The competition is often contested by senior inter-county players, for example, Clan na Gael's Stefan Campbell (who was captain of Armagh at the time) contested the 2020 final, a game in which he went up against another of Armagh's leading full-forwards, Andrew Murnin of St Paul's.

==Honours==
The trophy presented to the winners is the Atty Hearty Cup The Armagh IFC winner qualifies for the Ulster Intermediate Club Football Championship. It is the only team from County Armagh to qualify for this competition. The Armagh IFC winner may enter the Ulster Intermediate Club Football Championship at either the preliminary round or the quarter-final stage.

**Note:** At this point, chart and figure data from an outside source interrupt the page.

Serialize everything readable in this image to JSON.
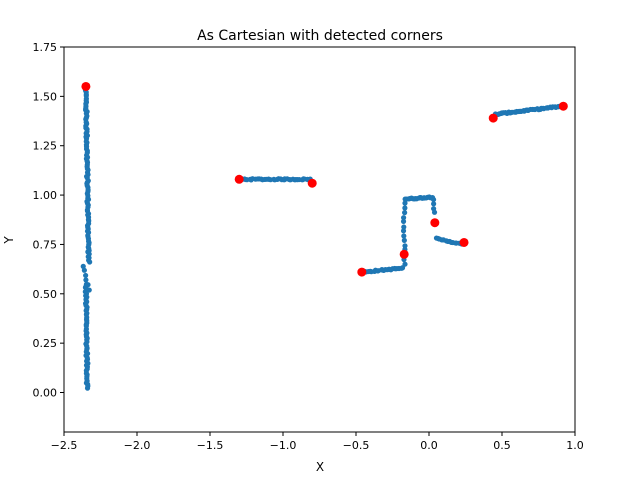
{
  "chart_data": {
    "type": "scatter",
    "title": "As Cartesian with detected corners",
    "xlabel": "X",
    "ylabel": "Y",
    "xlim": [
      -2.5,
      1.0
    ],
    "ylim": [
      -0.2,
      1.75
    ],
    "xticks": [
      -2.5,
      -2.0,
      -1.5,
      -1.0,
      -0.5,
      0.0,
      0.5,
      1.0
    ],
    "xtick_labels": [
      "−2.5",
      "−2.0",
      "−1.5",
      "−1.0",
      "−0.5",
      "0.0",
      "0.5",
      "1.0"
    ],
    "yticks": [
      0.0,
      0.25,
      0.5,
      0.75,
      1.0,
      1.25,
      1.5,
      1.75
    ],
    "ytick_labels": [
      "0.00",
      "0.25",
      "0.50",
      "0.75",
      "1.00",
      "1.25",
      "1.50",
      "1.75"
    ],
    "grid": false,
    "series": [
      {
        "color": "#1f77b4",
        "marker": "circle-small",
        "segments": [
          {
            "from": [
              -2.37,
              0.64
            ],
            "to": [
              -2.33,
              0.52
            ],
            "n": 6
          },
          {
            "from": [
              -2.35,
              0.55
            ],
            "to": [
              -2.34,
              0.02
            ],
            "n": 55
          },
          {
            "from": [
              -2.35,
              1.54
            ],
            "to": [
              -2.33,
              0.66
            ],
            "n": 90
          },
          {
            "from": [
              -1.29,
              1.08
            ],
            "to": [
              -0.81,
              1.08
            ],
            "n": 40
          },
          {
            "from": [
              -0.46,
              0.61
            ],
            "to": [
              -0.18,
              0.63
            ],
            "n": 25
          },
          {
            "from": [
              -0.17,
              0.65
            ],
            "to": [
              -0.17,
              0.96
            ],
            "n": 14
          },
          {
            "from": [
              -0.16,
              0.98
            ],
            "to": [
              0.02,
              0.99
            ],
            "n": 20
          },
          {
            "from": [
              0.03,
              0.98
            ],
            "to": [
              0.04,
              0.91
            ],
            "n": 4
          },
          {
            "from": [
              0.05,
              0.78
            ],
            "to": [
              0.23,
              0.75
            ],
            "n": 15
          },
          {
            "from": [
              0.46,
              1.41
            ],
            "to": [
              0.91,
              1.45
            ],
            "n": 45
          }
        ]
      },
      {
        "color": "#ff0000",
        "marker": "circle-large",
        "points": [
          [
            -2.35,
            1.55
          ],
          [
            -1.3,
            1.08
          ],
          [
            -0.8,
            1.06
          ],
          [
            -0.46,
            0.61
          ],
          [
            -0.17,
            0.7
          ],
          [
            0.04,
            0.86
          ],
          [
            0.24,
            0.76
          ],
          [
            0.44,
            1.39
          ],
          [
            0.92,
            1.45
          ]
        ]
      }
    ]
  }
}
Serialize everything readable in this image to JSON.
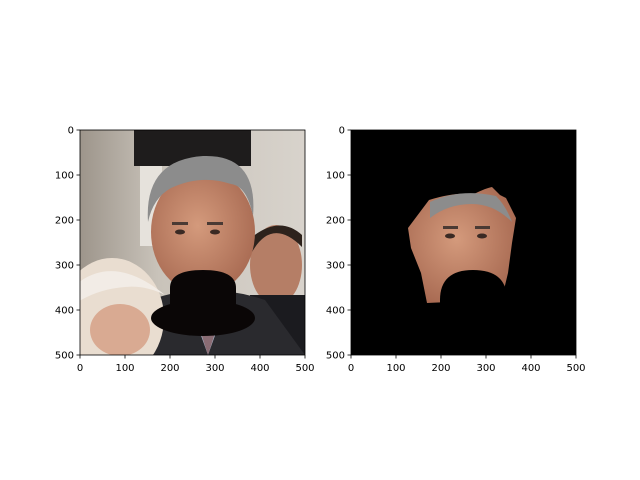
{
  "panels": [
    {
      "id": "original",
      "xticks": [
        "0",
        "100",
        "200",
        "300",
        "400",
        "500"
      ],
      "yticks": [
        "0",
        "100",
        "200",
        "300",
        "400",
        "500"
      ],
      "image_description": "photo of a grey-haired man in a suit with a black bowler-hat shape pasted over his mouth/chin; an elderly white-haired person in the lower-left and another man in the right background"
    },
    {
      "id": "masked",
      "xticks": [
        "0",
        "100",
        "200",
        "300",
        "400",
        "500"
      ],
      "yticks": [
        "0",
        "100",
        "200",
        "300",
        "400",
        "500"
      ],
      "image_description": "black background with only the segmented face region of the man visible; lower portion covered by the black hat shape"
    }
  ],
  "axis_range": {
    "x": [
      0,
      500
    ],
    "y": [
      0,
      500
    ],
    "y_inverted": true
  },
  "colors": {
    "background_photo": "#b7aea2",
    "hat": "#0a0606",
    "hair": "#8a8a8a",
    "skin": "#c0876c",
    "suit": "#2a2a2e",
    "mask_bg": "#000000"
  }
}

The Armagh IFC winners — by winning the Ulster Intermediate Club Football Championship — may qualify for the All-Ireland Intermediate Club Football Championship, at which it would enter at the semi-final stage, providing it hasn't been drawn to face the British champions in the quarter-finals.

==List of finals==

| Year | Winner | Score | Opponent | Score |
|---|---|---|---|---|
| 1964 | Madden |  | Ballyhegan |  |
| 1965† | Clan na Gael, Lurgan |  | Dorsey† |  |
| 1966 | Tír na nÓg |  | Killeavy |  |
| 1967 | Pearse Óg |  | Silverbridge |  |
| 1968 | St Peter's, Lurgan |  | Mullaghbawn |  |
| 1969 | Sarsfields |  | Ballyhegan |  |
| 1970 | Madden |  | Mullaghbawn |  |
| 1971 | Whitecross |  | St Patrick's |  |
| 1972 | Silverbridge |  | Oliver Plunkett's |  |
| 1973 | Pearse Óg |  | Whitecross |  |
| 1974 | Armagh Harps |  | Oliver Plunkett's |  |
| 1975 | Ballyhegan |  | Oliver Plunkett's |  |
| 1976 | Middletown |  | Clann Éireann |  |
| 1977 | Clann Éireann |  | Culloville |  |
| 1978 | Whitecross |  | Culloville |  |
| 1979 | St Patrick's |  | Mullaghbawn |  |
| 1980 | Tír na nÓg |  | Granemore |  |
| 1981 | St Peter's, Lurgan |  | Keady |  |
| 1982 | Culloville |  | Ballyhegan |  |
| 1983 | Keady |  | Killeavy |  |
| 1984 | St Paul's, Lurgan |  | Grange |  |
| 1985 | Derrynoose |  | Dromintee |  |
| 1986 | Killeavy |  | Grange |  |
| 1987 | Grange |  | Middletown |  |
| 1988 | St Patrick's |  | Mullaghbawn |  |
| 1989 | Dromintee |  | Mullaghbawn |  |
| 1990 | Collegeland |  | Annaghmore |  |
| 1991 | Granemore |  | St Michael's |  |
| 1992 | Mullaghbawn |  | Middletown |  |
| 1993 | Grange |  | Keady |  |
| 1994 | Madden |  | Middletown |  |
| 1995 | Keady |  | Culloville |  |
| 1996 | Dromintee |  | Middletown |  |
| 1997 | Ballyhegan |  | Collegeland |  |
| 1998 | Culloville |  | Tír na nÓg |  |
| 1999 | St Michael's |  | Belleeks |  |
| 2000 | Éire Óg |  | Collegeland |  |
| 2001 | Tír na nÓg |  | An Port Mór |  |
| 2002 | Clann Éireann |  | Carrickcruppen |  |
| 2003 | Maghery |  | Madden |  |
| 2004 | Carrickcruppen |  | Ballyhegan |  |
| 2005 | Granemore |  | Whitecross |  |
| 2006 | Ballymacnab | 0-11 | Madden | 0-07 |
| 2007 | Whitecross |  | Culloville |  |
| 2008 | St Patrick's |  | Culloville |  |
| 2009 | St Michael's |  | Keady |  |
| 2010 | Sarsfields |  | Culloville |  |
| 2011 | Culloville |  | Tír na nÓg |  |
| 2012 | Killeavy | 0-13 | St Peter's | 0-08 |
| 2013 | Madden | 0-15 | Tír na nÓg | 2-06 |
| 2014 | St Paul's Lurgan | 2-13 | Grange | 2-10 |
| 2015 | Clann Éireann | 2-13 | Whitecross | 2-08 |
| 2016 | Whitecross | 2-14 | Tullysaran | 1-14 |
| 2017^{[additional citation(s) needed]} | Killeavy | 1-13 | Silverbridge | 0-11 |
| 2018^{[additional citation(s) needed]} | St Peter's Lurgan | 1-11 | Mullaghbawn | 1-10 |
| 2019^{[additional citation(s) needed]} | Grange |  | Shane O'Neill's |  |
| 2020^{[additional citation(s) needed]} | Clan na Gael |  | St Paul's |  |
| 2021 | Carrickcruppen, St Patrick's^{[additional citation(s) needed]} | 1-12 | Culloville | 0-12 |
| 2022 | Shane O’Neills | 2.11 | St pauls | 1.13 |
| 2023 | St. Patrick’s Cullyhanna | 4-21 | St. Paul’s Lurgan | 1-08 |
| 2024 | Carrickcruppen | 2-09 | St. Paul’s Lurgan | 1-11 |

- Notes
† The 1965 runner-up may have been Tom Williams GFC, an amalgamation of Dorsey and Cullyhanna.